Here’s the moral of the story: college is hard in that you have the illusion of having so much time on your hands, but if you don’t manage that time appropriately and actually use your daylight hours for productivity on your academics, you will live in a constant state of elevated cortisol levels. After three years of college, here’s one of the most reassuring things I’ve realized, you won’t be given more work than you have time for, but you won’t be able to experience the truthfulness of this statement if you aren’t (1) managing your time well, (2) working smarter, not harder, and (3) remembering that your schoolwork is the priority.

Oh, and just as a P.S. before I sign off this blog, if you are worried about how hard your actual work will be at a Top 20 Institution, don’t let that worry consume any more of your mental space. Here’s why. First, you have to be confident in the fact that you were admitted to a Top 20 university because the admissions committee recognized your intellectual gifts and your ability to be successful at the university. So, trust yourself, and trust the fact that it was not a mistake that you end up at whatever college you end up at. It won’t be a matter of, Can you handle the work? Rather, it will be a matter of, Will you handle the work?
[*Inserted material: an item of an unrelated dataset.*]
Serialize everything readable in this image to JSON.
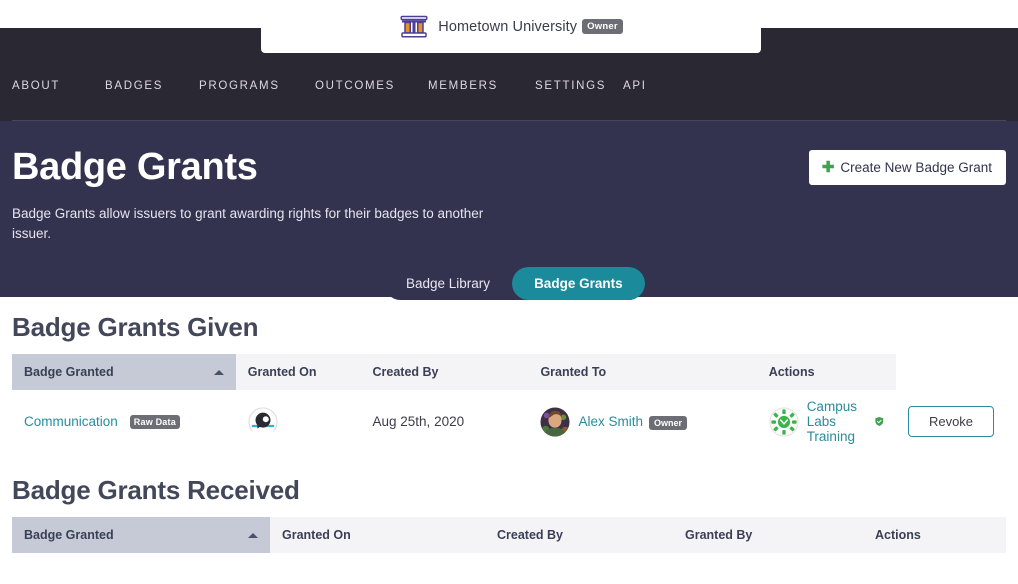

Will you study throughout the semester (ensuring that every lecture makes sense to you), instead of solely on the day before the exam? When you are not understanding something, will you schedule appointments to meet with your professor and/or the teaching assistant, will you organize a study group, will you ask a peer to tutor you—all so that you can get gaps in your knowledge filled? Will you go meet with learning specialists at your university’s version of what Duke calls the “Academic Resource Center” so that you can become better at time-management and note-taking? Will you have your friends (or perhaps even a writing consultant) review you essays before you turn them in so that you can be held accountable to writing at a high quality and following the prompt? These are the choices and the questions that every college student is faced with, and if you remember why you are in college and what you are there for, the answer to these questions should be an easy yes, and your fate of success in college should be guaranteed.